[DTrace-devel] [PATCH v2 2/5] Implement a 'aggs' per-CPU BPF map to store aggregation data

Mon Nov 30 12:57:29 PST 2020

On Mon, Nov 30, 2020 at 12:44:04PM -0800, Eugene Loh wrote:
> Reviewed-by: Eugene Loh <eugene.loh at oracle.com>

Thanks.

> A few comments below for your consideration.
> 
> 
> On 11/30/2020 12:33 PM, Kris Van Hees wrote:
> > On Mon, Nov 30, 2020 at 09:26:20AM -0800, Eugene Loh wrote:
> >> On 11/24/2020 01:50 PM, Kris Van Hees wrote:
> >>> Aggregation data consists of data items (all uint64_t) that are updated
> >> Unsigned?  Should that be int64_t?
> > Yes, I forgot to update that.  Thanks!
> >
> >>> when an aggregation function is executed.  This is quite different from
> >>> other data recording actions that append data to an output buffer.
> >>>
> >>> We need support for concurrency control to allow reading the data during
> >>> non-atomic updates.  We use a latch mechanism, i.e. a multiversion
> >>> concurrency control mechanism, to satify these requirements.
> >> Maybe an implementation choice should be stated explicitly here -- that
> >> is, to treat all aggregations as non-atomic, even though a number of
> >> them, such as sum(), min(), and max(), are atomic.
> > Sure, though I think that the statement you comment on actually does that.
> > It explicitly states that we're using a latch mechanism for concurrency
> > control.
> 
> Okay, though I wouldn't mind an explicit statement to that effect to 
> "remind" readers that this mechanism is being used for all aggregations, 
> even when not necessary.  I think it's a worthwhile point, since we're 
> introducing some possibility of stalling the consumer even if all 
> aggregations are atomic.

I am going to opt to not add that because that is already covered by the text
that follows, indicating that the latch applies to the per-CPU aggregation
data area which implies all aggregations.  That is also the subject matter for
your other comment, so I think that is clear.

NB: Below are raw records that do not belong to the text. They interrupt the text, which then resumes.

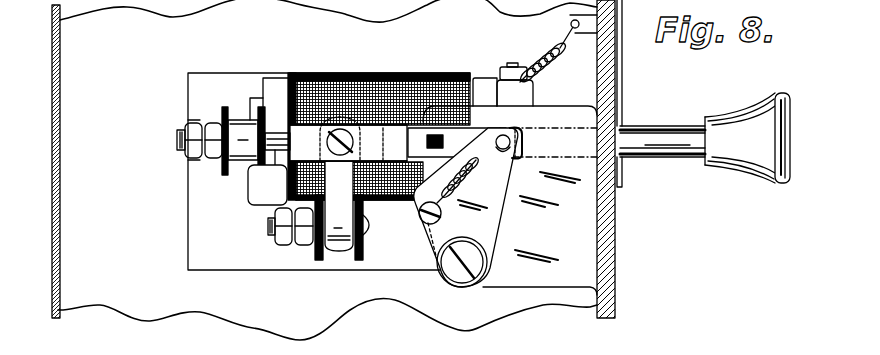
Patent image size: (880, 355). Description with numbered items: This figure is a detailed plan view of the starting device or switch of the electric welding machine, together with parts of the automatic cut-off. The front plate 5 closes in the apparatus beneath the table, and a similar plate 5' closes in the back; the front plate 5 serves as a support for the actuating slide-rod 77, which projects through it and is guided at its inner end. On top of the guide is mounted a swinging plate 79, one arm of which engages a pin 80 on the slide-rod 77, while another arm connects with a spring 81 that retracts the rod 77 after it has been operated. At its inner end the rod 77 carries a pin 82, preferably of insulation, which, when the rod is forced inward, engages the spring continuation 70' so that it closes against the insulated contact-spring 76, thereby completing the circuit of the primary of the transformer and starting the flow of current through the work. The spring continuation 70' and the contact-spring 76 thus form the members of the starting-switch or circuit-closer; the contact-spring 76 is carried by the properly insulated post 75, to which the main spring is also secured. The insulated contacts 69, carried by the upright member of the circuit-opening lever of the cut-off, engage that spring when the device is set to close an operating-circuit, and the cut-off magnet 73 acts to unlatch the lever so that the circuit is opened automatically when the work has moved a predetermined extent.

The front plate 5 is at (618, 159).
The back plate 5' is at (69, 161).
The insulated contacts 69 is at (233, 141).
The continuation of spring 70' is at (348, 98).
The cut-off magnet 73 is at (391, 74).
The post 75 is at (318, 211).
The insulated contact-spring 76 is at (327, 139).
The actuating slide-rod 77 is at (656, 128).
The swinging plate 79 is at (500, 208).
The pin 80 is at (504, 136).
The spring 81 is at (540, 56).
The pin of insulation 82 is at (432, 134).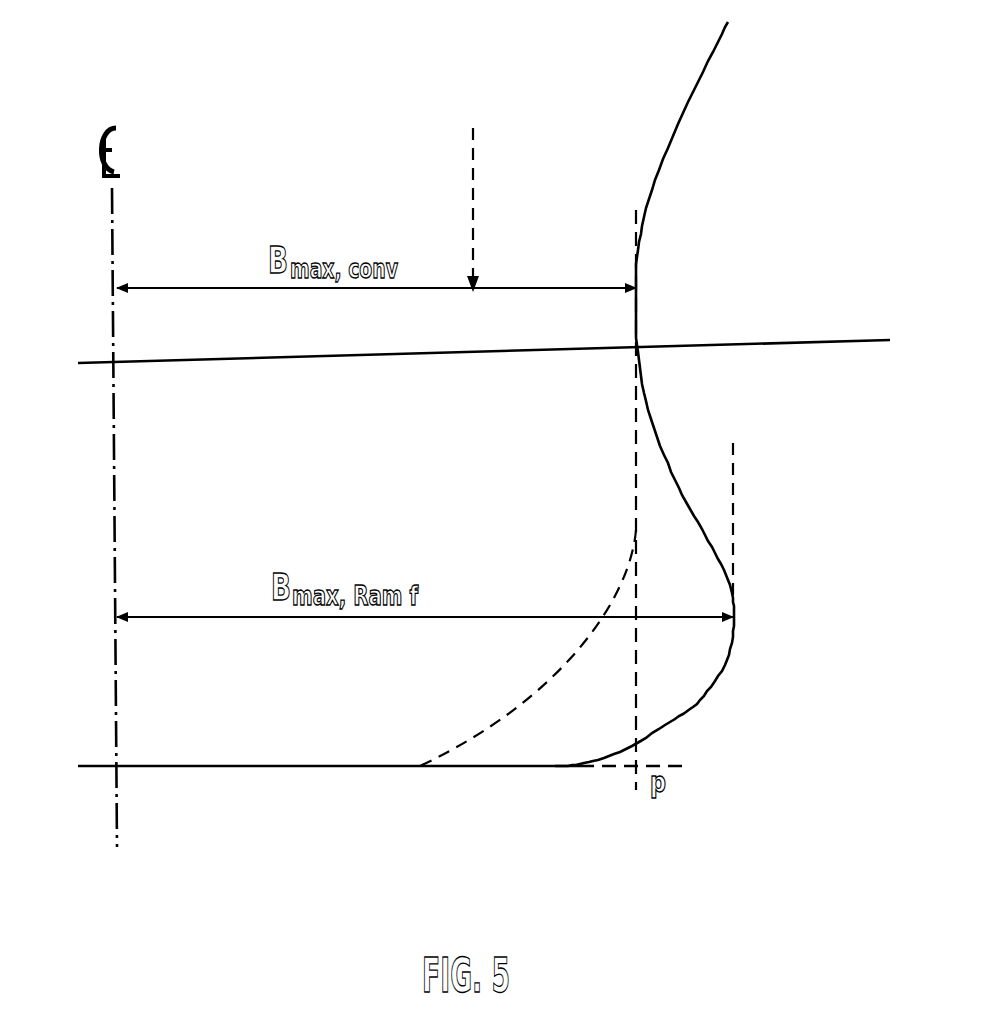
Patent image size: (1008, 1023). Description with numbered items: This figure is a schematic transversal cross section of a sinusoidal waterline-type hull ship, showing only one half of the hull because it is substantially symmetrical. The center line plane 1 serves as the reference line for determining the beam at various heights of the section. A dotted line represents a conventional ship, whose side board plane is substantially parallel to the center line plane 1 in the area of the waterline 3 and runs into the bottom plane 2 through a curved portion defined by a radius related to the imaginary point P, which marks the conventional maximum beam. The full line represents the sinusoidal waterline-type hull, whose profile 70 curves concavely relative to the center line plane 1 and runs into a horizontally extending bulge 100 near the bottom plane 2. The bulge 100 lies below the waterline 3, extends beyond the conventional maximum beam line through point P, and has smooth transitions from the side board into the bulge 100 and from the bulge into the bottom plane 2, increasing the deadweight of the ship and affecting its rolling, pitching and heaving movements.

The center line plane 1 is at (112, 240).
The bottom plane 2 is at (273, 768).
The waterline 3 is at (777, 340).
The hull profile of ship 70 is at (693, 92).
The bulge 100 is at (735, 628).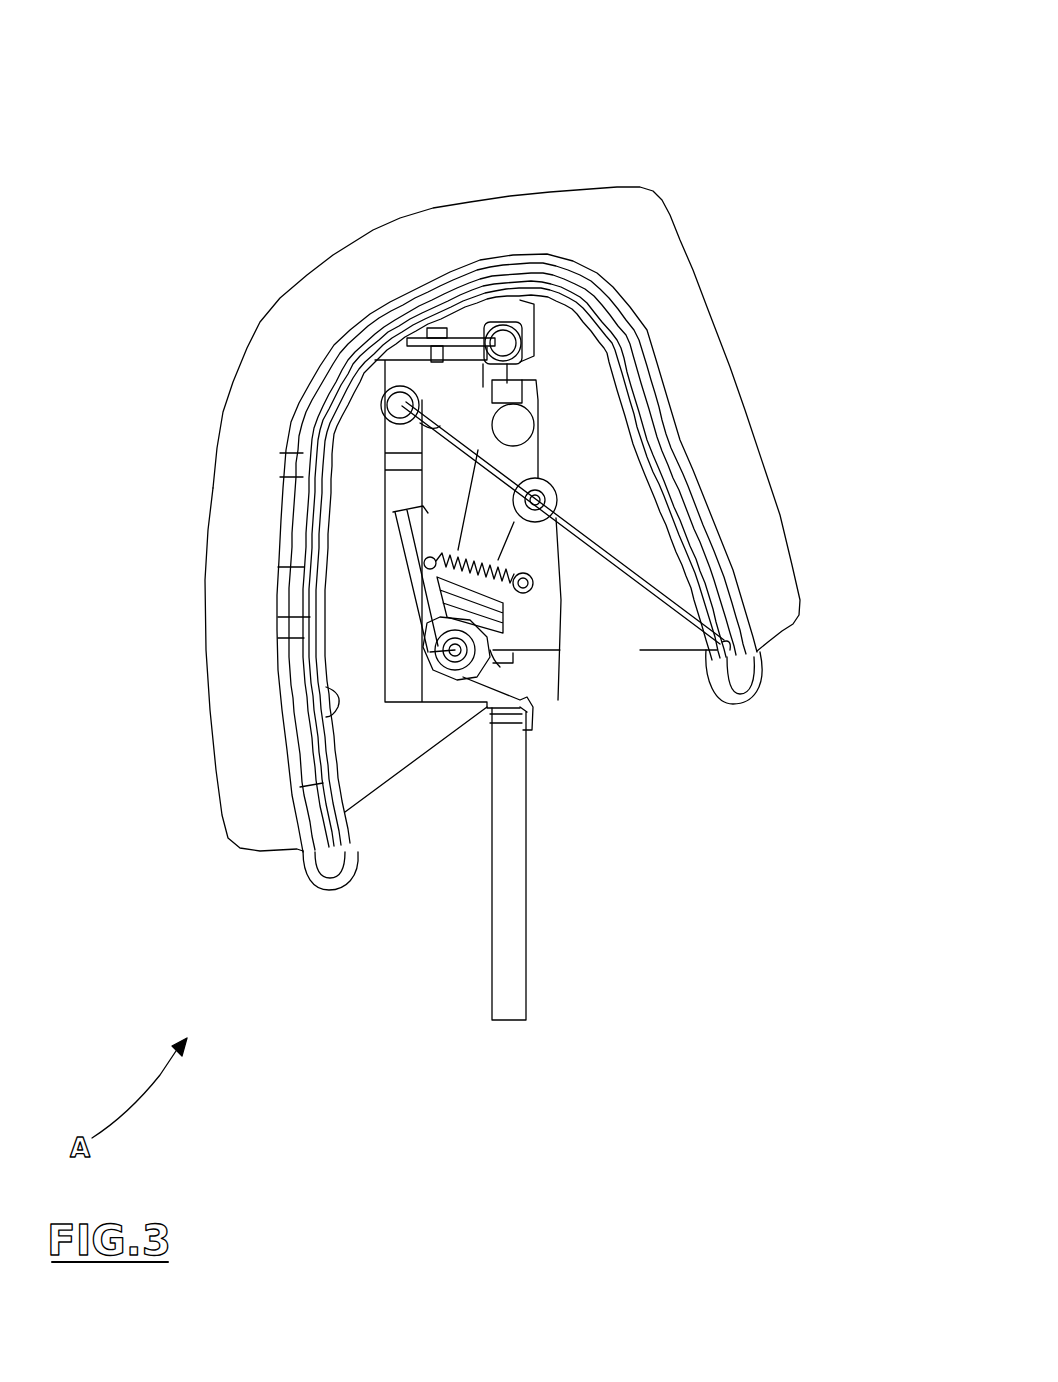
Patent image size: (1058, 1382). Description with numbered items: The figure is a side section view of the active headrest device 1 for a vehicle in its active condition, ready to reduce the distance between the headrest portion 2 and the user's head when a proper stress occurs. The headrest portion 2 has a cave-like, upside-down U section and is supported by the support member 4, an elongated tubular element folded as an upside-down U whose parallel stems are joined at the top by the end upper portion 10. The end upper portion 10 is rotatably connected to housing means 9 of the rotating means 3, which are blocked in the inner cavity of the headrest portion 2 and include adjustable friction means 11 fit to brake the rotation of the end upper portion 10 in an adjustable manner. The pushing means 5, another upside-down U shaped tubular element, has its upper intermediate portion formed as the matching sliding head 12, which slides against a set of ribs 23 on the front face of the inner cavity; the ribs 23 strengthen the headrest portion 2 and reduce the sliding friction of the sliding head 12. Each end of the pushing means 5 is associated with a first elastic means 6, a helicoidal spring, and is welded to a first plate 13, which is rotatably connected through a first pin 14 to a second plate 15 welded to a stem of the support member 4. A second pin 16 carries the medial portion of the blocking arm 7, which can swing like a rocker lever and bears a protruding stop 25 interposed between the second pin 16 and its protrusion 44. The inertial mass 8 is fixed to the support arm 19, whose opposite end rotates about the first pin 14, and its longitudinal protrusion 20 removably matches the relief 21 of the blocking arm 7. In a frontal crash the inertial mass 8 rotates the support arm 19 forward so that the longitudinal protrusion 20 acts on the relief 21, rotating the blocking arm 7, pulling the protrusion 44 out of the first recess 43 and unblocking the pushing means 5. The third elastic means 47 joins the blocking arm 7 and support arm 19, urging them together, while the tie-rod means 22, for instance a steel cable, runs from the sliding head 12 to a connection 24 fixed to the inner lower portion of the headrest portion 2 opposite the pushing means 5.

The active headrest device 1 is at (240, 98).
The headrest portion 2 is at (664, 182).
The rotating means 3 is at (578, 510).
The support member 4 is at (619, 917).
The pushing means 5 is at (292, 527).
The first elastic means 6 is at (647, 886).
The blocking arm 7 is at (704, 609).
The inertial mass 8 is at (698, 387).
The housing means 9 is at (548, 183).
The end upper portion 10 is at (488, 184).
The adjustable friction means 11 is at (431, 183).
The matching sliding head 12 is at (251, 346).
The first plate 13 is at (465, 905).
The first pin 14 is at (411, 867).
The second plate 15 is at (684, 766).
The second pin 16 is at (712, 440).
The support arm 19 is at (723, 518).
The longitudinal protrusion 20 is at (693, 414).
The relief 21 is at (660, 425).
The tie-rod means 22 is at (387, 569).
The ribs 23 is at (276, 754).
The connection 24 is at (818, 752).
The protruding stop 25 is at (829, 695).
The first recess 43 is at (344, 832).
The protrusion 44 is at (698, 797).
The third elastic means 47 is at (299, 574).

> >>> Simply put, the per-CPU aggregation data area stores a sequence id that
> >>> tracks the generation of the data updates.  Since only one aggregation
> >>> can be updated at a time on a single CPU, one latch is sufficient for
> >>> all aggregations (per CPU-buffer).  We also allocate two copies of each
> >>> aggregation, which we will call A and B.
> >> While one latch is sufficient from this point of view, it may still be
> >> advantageous to have a different latch for each aggregation. E.g., let's
> >> say there are three aggregations:  an lquantize(), a min(), and a
> >> max().  Let's say the producer is moving back and forth between the
> >> min() and the max().  Meanwhile, the consumer is trying to read the
> >> lquantize(), which is potentially "a lot" of data.  The producer should
> >> be able to sustain a high rate of min() and max() updates... that's what
> >> aggregations are for.  But if there is only a single latch, the sequence
> >> ID for the lquantize() keeps getting spoiled, and the consumer never
> >> makes progress.
> >>
> >> Now, granted, having a separate latch for each aggregation might not
> >> help if the producer, in this example, were beating hard on the
> >> lquantize().  But at least the "separate latch" solution would be an
> >> improvement.
> >>
> >> The "separate latch" solution requires additional space, but one could
> >> easily imagine that the space will largely be used for dual copies of
> >> "large" quantize operations, for which the relative cost of separate
> >> latches would be small.
> > Yes, that is a very likely optimization that I expect we'll end up doing.
> > Right now, the implementation is sufficient to get the rest implemented, and
> > therefore I do intend to look at that as a follow-up patch.
> 
> Okay, though I wouldn't mind an explicit statement along that line... 
> not so much speculation about future optimization work, but more just 
> discussion on the present choices.

I don't think such discussion belongs in the commit message.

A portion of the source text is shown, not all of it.